Meetings With SEI Are Yielding Some Positive Results
Our relationship with SEI has improved over the last several months, but franchisees are still cautiously optimistic about the sudden turnaround in corporate’s attitude and approach in dealing with franchisees. We want to believe that our corporate partners are sincere in establishing a positive working relationship with the franchisee community, but, as the old proverb says, “The proof of the pudding is in the eating.”
The NCASEF officers and Board of Directors have already had a number of meetings with Joe DePinto and his executive team in Dallas, and Mr. DePinto has visited a few FOAs across the country in an effort to mend fences with franchisees. Both sides seem willing to comprise for the betterment of our system and brand, and we have had what seem to be candid and open discussions.
As a result of these meetings, SEI top management is hearing directly about the reality of the franchisee situation and the need to implement changes to help alleviate the burden storeowners have been carrying for the last several years. One such change involves the nearly impossible to understand, even more difficult to correct Financial Impact Worksheet (FIW), which has been costing franchisees lots of money. Mr. DePinto informed us that the company is going back to the drawing board with FIWs and revamping the program to make it simple and easier to understand. Additionally, although SEI decided last July not to issue any more FIWs, Mr. DePinto declared they will not restart the program until this simplification process has been completed.
Another issue the NCASEF officers and Board have been bringing up at these meetings—and for many years now—is providing help to low volume stores. They could be older stores that have come into a lot of competition or newer stores that have never reached a sales level that could make them sustainable and viable, and these stores have been asking for help for a long time.
SEI has recognized this and recently unveiled a new program to help low volume stores, assuring that any store below $185,000 gross income will get assistance up to $185,000, based on your last 12 months of rolling GP average. So, if your gross income is $150,000, you will be supported with the difference up to $185,000. This program doesn’t have a lot of criteria, is easy to qualify for, and is practical. Furthermore, qualifying franchisees with low volume stores interested in acquiring an additional store would not be charged a franchise fee. There is a short window of time to apply, up until July, but Mr. DePinto said they would extend the deadline if needed.
Also discussed with SEI’s higher-ups was the pending increase in maintenance fees. The National Coalition started pushing hard on this last year, as soon as we learned about the increase. It was supposed to go into effect in October 2014, but after several meetings with SEI and FM Facility Maintenance, SEI delayed it until the beginning of this year so a comprise could be worked out. After a couple more meetings the increase was delayed to March 1, 2015. Now it’s been delayed indefinitely because a comprise suitable to all sides hasn’t been reached.

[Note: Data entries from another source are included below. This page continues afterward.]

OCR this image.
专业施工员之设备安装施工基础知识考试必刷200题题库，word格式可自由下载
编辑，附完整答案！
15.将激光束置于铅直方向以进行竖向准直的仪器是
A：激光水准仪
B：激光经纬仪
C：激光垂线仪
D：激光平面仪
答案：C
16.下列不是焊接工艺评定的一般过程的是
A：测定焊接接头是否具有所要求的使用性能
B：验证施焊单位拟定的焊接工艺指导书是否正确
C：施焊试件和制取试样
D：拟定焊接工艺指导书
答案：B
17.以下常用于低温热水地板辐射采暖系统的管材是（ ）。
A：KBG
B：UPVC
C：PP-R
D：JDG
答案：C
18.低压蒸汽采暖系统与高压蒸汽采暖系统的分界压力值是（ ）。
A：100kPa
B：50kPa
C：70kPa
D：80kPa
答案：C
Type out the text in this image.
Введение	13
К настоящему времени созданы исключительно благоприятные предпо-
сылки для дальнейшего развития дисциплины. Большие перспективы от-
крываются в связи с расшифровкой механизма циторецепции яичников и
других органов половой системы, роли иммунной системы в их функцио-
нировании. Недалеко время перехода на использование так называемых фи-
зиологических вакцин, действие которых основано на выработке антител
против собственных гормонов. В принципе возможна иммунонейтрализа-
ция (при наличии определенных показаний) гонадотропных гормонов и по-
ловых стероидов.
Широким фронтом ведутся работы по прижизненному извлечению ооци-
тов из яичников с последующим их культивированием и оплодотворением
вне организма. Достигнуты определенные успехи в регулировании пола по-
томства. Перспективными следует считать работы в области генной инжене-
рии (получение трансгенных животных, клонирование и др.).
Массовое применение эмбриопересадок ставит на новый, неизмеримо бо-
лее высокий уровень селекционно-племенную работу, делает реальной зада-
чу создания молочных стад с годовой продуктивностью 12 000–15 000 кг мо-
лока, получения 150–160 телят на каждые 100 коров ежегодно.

During one of our more recent meetings, SEI announced that over 800 stores will be remodeled this year. Our request to them was that we want to see actual remodels, rather than just changing a couple of grills and installing a new floor or a new soda machine. We also urged SEI to improve the exterior of our stores in order to enhance curb appeal. When the remodel is completed, the stores definitely have to have a fresher, newer look. That’s the focus. We want to attract the millennials and a new generation of guests, and stave off competition from the likes of Wawa and Sheetz, which have really fresh looking stores.
Other issues and concerns that SEI is looking into as a result of our meetings are encroachment, our request for a 15-year contract with no renewal fee, the graduated gross profit split, the gasoline split, credit card fees, the minimum wage increases spreading throughout the country, and getting us the lowest cost of goods, especially through the CDC. These are the issues that are dramatically hitting franchisees’ bottom lines.
What we’re hearing a lot at these meetings and other conversations with SEI top leadership is that they are doing a “holistic review” of these issues. We have asked them for a timeline of when we could expect some action or resolutions. We didn’t get a clear answer, but they said it is an on-going thing and they will consider each issue while doing the holistic review.
SEI has shown a commitment to work on these issues, and while we appreciate the changes SEI has made with FIWs, the maintenance fee, and the program for low volume stores, over the last five years franchisees have lost a lot of ground, and too many expenses have shifted to our side of the ledger. We need to look at these issues, and to be fair and equitable, we need to put some money back on the franchisees’ bottom lines. We need to balance the system, and for the long-term sustainability of the system, we need to keep it balanced.